Przewodnicy, czyli totalitaryzm po krakowsku

"Znajomym Krakowa pokazać nie wolno"obwieszcza "Dziennik Polski" piórem pana Łukasza Gazura.

Tekst ów jest tak absurdalny, że warto go wkleić w całości, a nie tylko zalinkować. Pozwoliłem sobie wyeksponować co drastyczniejsze stwierdzenia w nim zawarte.

Maria Kantor, pracowniczka Uniwersytetu Jagiellońskiego, oprowadzała po Krakowie swoich znajomych z Malty. Pani Maria zabrała przybyszów na ul. Floriańską, pod Sukiennice i kościół Mariacki, opowiadała o historii miasta i zabytków.Nagle podeszły do niej dwie osoby, które zaczęły wypytywać o uprawnienia przewodnika. Okazało się, że to wspólna kontrola urzędników Urzędu Marszałkowskiego i przedstawicieli Stowarzyszenia Przewodników Turystycznych, którzy w asyście strażników miejskich postanowili wylegitymować podejrzaną.

- Od razu odpowiedziałam, że nie jestem żadnym przewodnikiem, a tylko pokazuje znajomym zabytki Krakowa. A właściwie to byłam tak zaskoczona, że zaniemówiłam. Moi znajomi z Malty nie wiedzieli, co się dzieje i dlaczego nagle zatrzymują mnie obce osoby i umundurowani strażnicy.
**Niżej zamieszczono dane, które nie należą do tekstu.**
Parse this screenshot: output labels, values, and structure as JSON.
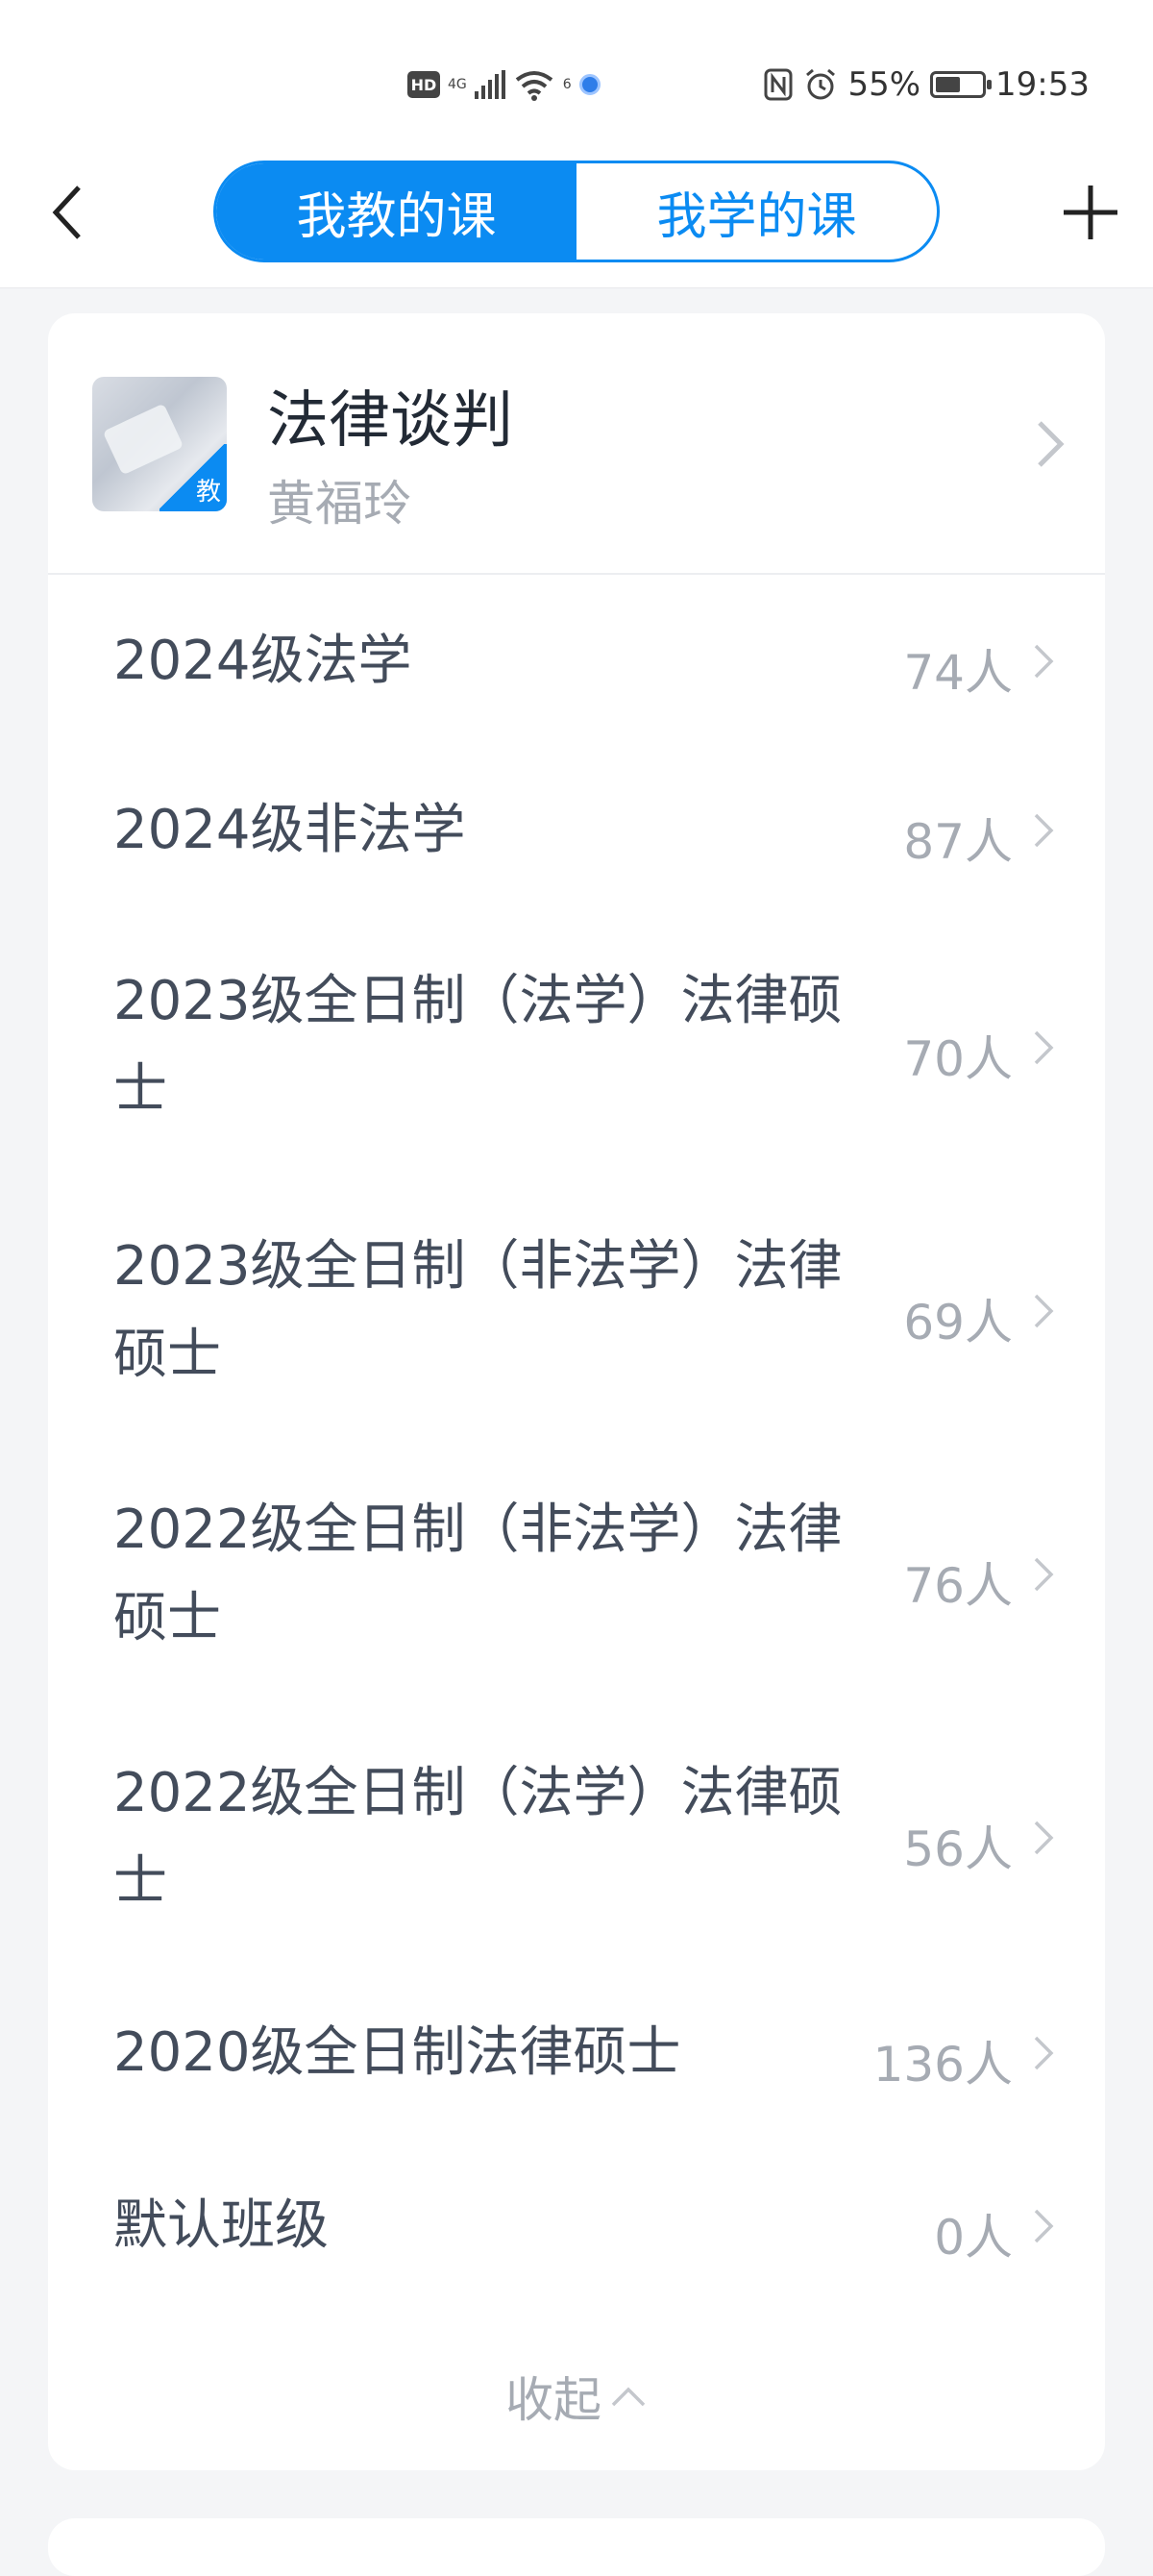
{
  "status_bar": {
    "hd": "HD",
    "network_4g": "4G",
    "wifi_gen": "6",
    "battery_percent": "55%",
    "battery_level": 0.55,
    "time": "19:53"
  },
  "nav": {
    "tabs": [
      {
        "label": "我教的课",
        "active": true
      },
      {
        "label": "我学的课",
        "active": false
      }
    ],
    "colors": {
      "accent": "#0b8bf2"
    }
  },
  "course": {
    "title": "法律谈判",
    "teacher": "黄福玲",
    "badge": "教"
  },
  "classes": [
    {
      "name": "2024级法学",
      "count": "74人"
    },
    {
      "name": "2024级非法学",
      "count": "87人"
    },
    {
      "name": "2023级全日制（法学）法律硕士",
      "count": "70人"
    },
    {
      "name": "2023级全日制（非法学）法律硕士",
      "count": "69人"
    },
    {
      "name": "2022级全日制（非法学）法律硕士",
      "count": "76人"
    },
    {
      "name": "2022级全日制（法学）法律硕士",
      "count": "56人"
    },
    {
      "name": "2020级全日制法律硕士",
      "count": "136人"
    },
    {
      "name": "默认班级",
      "count": "0人"
    }
  ],
  "collapse_label": "收起"
}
Na nic zdały się moje wyjaśnienia, że nie oprowadzam żadnej grupy.Byłam przerażona absurdalnym stwierdzeniem, że nielegalnie, bez uprawnień, oprowadzam turystów indywidualnych po Krakowie i że to jest zabronione - mówi nasza Czytelniczka, która otrzymała upomnienie za "oprowadzanie w języku angielskim turystów indywidualnych bez uprawnień przewodnickich".

Jak tłumaczy Biuro Prasowe Urzędu Marszałkowskiego Województwa Małopolskiego, celem kontroli było "zmniejszenie skali zjawiska nielegalnego przewodnictwa, a także zapewnienie wykonywania zadań przewodnika turystycznego po Krakowie przez osoby spełniające wymagania określone przepisami prawa".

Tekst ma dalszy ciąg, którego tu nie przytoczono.